Relação entre funcionalidade e nível de atividade física em mulheres com fibromialgia e migrânea

Autores

  • Reydiane Rodrigues Santana Universidade Federal de Pernambuco  Autor
  • Manuella Moraes Monteiro Barbosa Barros Universidade Federal de Pernambuco Autor
  • Amanda de Oliveira Freire Barros Universidade Federal de Pernambuco Autor
  • Débora Wanderley Universidade Federal de Pernambuco Autor
  • Angélica da Silva Tenório Universidade Federal de Pernambuco Autor
  • Joaquim José de Souza Costa Neto Universidade Federal de Pernambuco Autor
  • Maria Inês Remígio de Aguiar Universidade Federal de Pernambuco Autor
  • Arméle de Fátima Dornelas de Andrade Universidade Federal de Pernambuco Autor
  • Daniella Araújo de Oliveira Universidade Federal de Pernambuco Autor

DOI:

https://doi.org/10.48208/HeadacheMed.2016.11

Palavras-chave:

Fibromialgia, Transtornos de enxaqueca, Funcionalidade, Atividade motora

Resumo

Objetivo: Avaliar a relação entre funcionalidade e nível de atividade física em mulheres com fibromialgia e migrânea.
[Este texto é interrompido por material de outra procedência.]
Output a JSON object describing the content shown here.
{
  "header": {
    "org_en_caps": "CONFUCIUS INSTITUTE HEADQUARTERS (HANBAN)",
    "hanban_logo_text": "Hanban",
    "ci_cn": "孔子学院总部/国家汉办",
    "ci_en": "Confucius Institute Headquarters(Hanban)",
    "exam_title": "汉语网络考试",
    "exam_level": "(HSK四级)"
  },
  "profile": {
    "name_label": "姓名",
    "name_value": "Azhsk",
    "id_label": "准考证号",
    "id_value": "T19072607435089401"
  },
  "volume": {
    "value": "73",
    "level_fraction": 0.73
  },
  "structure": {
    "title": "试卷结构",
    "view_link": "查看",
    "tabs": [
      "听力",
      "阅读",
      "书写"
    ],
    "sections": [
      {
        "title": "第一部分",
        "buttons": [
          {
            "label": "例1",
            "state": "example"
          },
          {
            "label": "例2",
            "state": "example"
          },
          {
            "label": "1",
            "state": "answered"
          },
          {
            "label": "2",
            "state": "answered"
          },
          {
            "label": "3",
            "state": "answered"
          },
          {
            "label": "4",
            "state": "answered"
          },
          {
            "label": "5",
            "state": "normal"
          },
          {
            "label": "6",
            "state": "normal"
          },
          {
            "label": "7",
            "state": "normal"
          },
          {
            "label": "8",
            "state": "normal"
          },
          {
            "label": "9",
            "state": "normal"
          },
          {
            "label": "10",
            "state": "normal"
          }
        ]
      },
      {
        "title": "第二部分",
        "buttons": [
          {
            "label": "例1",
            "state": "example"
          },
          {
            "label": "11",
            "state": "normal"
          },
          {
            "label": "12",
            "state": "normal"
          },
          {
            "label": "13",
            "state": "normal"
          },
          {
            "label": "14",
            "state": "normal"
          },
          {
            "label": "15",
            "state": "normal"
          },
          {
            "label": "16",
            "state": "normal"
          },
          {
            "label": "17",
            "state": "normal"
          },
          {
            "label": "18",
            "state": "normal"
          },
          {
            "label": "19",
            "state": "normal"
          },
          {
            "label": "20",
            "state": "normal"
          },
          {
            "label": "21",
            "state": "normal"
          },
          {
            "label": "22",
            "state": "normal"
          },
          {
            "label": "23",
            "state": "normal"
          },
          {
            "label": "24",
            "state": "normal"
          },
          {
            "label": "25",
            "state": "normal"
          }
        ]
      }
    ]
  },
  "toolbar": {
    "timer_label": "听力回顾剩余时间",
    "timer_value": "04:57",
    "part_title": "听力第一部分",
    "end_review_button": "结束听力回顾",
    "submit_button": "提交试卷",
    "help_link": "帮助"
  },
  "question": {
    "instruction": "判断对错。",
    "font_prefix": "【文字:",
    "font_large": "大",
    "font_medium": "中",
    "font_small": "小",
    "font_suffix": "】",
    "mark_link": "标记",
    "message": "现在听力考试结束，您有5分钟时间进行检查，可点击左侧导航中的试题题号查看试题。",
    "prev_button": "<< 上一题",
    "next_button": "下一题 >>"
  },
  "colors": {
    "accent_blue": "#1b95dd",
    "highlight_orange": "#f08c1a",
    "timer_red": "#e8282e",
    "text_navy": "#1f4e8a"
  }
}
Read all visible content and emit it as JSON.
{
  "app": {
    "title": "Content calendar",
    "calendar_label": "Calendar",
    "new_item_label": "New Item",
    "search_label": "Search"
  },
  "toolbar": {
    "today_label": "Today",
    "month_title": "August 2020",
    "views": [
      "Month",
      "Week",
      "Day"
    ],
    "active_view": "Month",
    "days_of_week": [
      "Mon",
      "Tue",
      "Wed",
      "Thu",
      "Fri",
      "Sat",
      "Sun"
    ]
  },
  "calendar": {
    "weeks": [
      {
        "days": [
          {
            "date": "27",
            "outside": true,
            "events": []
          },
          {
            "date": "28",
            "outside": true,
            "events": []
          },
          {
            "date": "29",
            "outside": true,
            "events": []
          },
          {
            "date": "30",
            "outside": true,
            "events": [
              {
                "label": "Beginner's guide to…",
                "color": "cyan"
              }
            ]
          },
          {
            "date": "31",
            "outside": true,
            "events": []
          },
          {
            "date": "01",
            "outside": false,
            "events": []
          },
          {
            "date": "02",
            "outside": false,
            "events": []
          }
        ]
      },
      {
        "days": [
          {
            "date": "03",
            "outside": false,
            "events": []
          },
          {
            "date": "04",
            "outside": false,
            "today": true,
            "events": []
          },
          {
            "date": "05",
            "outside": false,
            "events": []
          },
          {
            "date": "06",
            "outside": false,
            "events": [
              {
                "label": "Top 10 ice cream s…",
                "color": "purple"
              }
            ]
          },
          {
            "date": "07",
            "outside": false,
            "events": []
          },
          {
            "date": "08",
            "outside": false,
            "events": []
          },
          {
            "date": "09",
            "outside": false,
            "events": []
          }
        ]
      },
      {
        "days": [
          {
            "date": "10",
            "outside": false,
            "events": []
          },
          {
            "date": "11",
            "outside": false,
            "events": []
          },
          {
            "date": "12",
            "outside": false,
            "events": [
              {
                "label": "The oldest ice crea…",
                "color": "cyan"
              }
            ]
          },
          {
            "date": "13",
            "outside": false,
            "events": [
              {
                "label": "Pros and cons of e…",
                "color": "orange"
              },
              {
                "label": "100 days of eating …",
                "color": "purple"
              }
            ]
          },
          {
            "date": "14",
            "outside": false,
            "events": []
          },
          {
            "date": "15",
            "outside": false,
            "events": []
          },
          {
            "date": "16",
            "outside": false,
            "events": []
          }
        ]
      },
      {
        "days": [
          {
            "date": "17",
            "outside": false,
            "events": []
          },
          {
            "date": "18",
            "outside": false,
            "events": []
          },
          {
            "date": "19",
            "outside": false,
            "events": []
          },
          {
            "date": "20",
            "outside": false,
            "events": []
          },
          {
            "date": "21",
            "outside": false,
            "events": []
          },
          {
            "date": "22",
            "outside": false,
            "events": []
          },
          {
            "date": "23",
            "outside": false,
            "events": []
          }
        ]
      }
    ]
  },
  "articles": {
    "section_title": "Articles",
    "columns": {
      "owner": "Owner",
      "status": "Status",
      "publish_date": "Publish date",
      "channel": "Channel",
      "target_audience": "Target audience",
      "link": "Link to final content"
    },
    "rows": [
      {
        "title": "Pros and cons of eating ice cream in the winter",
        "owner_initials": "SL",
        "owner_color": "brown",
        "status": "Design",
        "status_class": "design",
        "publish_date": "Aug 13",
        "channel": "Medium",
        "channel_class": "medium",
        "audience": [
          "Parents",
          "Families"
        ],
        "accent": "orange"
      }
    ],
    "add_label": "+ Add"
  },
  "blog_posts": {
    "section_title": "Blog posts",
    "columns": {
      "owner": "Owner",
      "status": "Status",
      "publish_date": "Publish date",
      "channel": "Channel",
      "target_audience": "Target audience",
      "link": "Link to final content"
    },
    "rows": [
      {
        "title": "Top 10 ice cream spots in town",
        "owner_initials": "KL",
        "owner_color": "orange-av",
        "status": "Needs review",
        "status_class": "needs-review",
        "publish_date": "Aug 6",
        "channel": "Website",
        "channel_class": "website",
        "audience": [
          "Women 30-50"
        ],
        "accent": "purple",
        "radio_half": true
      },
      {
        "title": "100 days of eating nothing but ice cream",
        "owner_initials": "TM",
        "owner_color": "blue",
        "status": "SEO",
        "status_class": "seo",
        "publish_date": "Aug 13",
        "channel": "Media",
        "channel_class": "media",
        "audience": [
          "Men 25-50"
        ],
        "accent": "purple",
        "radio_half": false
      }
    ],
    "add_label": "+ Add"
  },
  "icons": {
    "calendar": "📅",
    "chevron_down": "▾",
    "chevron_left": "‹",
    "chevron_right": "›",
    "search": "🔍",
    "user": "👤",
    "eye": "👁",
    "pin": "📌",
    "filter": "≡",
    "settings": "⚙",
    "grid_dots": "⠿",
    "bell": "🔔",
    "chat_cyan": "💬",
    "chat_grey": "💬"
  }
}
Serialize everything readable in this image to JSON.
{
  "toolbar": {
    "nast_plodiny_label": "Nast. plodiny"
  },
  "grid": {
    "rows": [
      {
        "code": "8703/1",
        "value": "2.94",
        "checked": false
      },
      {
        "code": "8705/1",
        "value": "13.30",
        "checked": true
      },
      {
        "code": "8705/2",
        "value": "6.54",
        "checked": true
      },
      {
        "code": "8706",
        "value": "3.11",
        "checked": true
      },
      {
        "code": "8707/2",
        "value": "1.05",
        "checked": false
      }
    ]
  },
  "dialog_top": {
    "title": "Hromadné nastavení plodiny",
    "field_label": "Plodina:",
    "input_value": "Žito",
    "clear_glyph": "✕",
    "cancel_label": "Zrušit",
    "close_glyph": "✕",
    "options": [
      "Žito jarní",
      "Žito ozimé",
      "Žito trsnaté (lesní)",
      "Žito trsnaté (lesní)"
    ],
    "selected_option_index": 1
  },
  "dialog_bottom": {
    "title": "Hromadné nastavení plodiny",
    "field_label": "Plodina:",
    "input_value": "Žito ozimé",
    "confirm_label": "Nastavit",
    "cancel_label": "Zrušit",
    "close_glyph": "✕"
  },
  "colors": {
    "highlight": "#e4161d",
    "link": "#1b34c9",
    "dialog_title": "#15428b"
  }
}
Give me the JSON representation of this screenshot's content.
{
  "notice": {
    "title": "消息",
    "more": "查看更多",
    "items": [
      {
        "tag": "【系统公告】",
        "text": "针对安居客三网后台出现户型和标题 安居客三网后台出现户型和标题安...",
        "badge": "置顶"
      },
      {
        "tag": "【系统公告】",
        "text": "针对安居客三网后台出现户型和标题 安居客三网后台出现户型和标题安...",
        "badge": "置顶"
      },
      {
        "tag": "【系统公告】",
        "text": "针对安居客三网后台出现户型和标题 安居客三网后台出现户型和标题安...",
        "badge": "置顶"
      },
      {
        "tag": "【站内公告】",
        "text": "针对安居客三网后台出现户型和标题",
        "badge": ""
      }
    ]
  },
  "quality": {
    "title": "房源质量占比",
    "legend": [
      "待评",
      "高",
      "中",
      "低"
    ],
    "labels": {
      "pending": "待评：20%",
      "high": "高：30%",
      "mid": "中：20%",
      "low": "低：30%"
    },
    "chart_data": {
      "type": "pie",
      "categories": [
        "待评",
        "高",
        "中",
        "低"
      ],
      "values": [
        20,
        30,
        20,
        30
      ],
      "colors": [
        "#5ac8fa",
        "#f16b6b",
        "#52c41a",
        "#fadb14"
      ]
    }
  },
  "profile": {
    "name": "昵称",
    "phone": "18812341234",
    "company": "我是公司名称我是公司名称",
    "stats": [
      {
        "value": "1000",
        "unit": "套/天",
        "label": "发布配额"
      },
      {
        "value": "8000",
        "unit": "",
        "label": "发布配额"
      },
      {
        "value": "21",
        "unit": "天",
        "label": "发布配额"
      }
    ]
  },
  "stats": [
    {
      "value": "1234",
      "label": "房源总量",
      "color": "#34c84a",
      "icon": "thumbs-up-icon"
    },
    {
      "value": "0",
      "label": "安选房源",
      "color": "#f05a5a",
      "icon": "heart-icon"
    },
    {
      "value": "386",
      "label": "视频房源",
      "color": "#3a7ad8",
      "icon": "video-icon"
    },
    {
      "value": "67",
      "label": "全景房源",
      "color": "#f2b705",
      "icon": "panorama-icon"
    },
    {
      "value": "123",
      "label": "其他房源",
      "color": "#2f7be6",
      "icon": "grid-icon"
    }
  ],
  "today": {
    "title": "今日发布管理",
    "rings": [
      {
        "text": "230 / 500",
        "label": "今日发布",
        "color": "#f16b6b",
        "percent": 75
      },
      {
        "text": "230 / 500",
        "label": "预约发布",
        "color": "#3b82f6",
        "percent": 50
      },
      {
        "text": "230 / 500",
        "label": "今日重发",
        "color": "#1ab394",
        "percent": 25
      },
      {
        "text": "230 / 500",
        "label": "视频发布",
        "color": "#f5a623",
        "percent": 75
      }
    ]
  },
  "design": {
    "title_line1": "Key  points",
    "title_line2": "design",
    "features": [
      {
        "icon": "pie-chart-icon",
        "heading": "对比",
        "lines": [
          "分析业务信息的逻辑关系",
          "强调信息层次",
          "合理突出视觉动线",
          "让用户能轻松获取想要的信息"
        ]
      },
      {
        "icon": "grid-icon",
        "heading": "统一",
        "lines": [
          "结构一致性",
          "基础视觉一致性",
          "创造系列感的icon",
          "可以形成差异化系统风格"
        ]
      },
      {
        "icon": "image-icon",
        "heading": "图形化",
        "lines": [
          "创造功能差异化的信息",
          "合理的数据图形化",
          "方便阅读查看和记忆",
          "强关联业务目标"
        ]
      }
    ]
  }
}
Métodos: Foi realizado um estudo observacional, do tipo transversal, com 22 mulheres diagnosticadas com fibromialgia e migrânea. Para avaliar a funcionalidade, foi utilizado o domínio função do questionário de impacto de fibromialgia - versão revisada (FIQR). Para a classificação do nível de atividade física foram utilizadas a versão curta do Questionário internacional do nível de atividade física (IPAQ) e a classificação da Sociedade Brasileira de Cardiologia (SBC), baseada no consumo de oxigênio (VO2 máx), pela ergoespirometria. O Migraine Disability Assessment Test - MIDAS foi usado para avaliar o grau de incapacidade da cefaleia. Resultados: Participaram da pesquisa mulheres com uma média de idade de 46±7 anos, cujo primeiro episódio de cefaleia ocorreu desde a faixa etária infantil até a fase adulto-jovem. As mulheres classificadas como ativas (n=4), irregularmente ativas (n=14) e sedentárias (n=4) pelo IPAQ, foram todas consideradas sedentárias pela SBC (n=22). Não foi observada nenhuma diferença entre grau de função e nível de atividade física entre as pacientes deste estudo, o que pode ser justificado pelo pequeno tamanho da amostra. Conclusão: Na amostra estudada não foi possível ver diferença entre nível de atividade física e funcionalidade.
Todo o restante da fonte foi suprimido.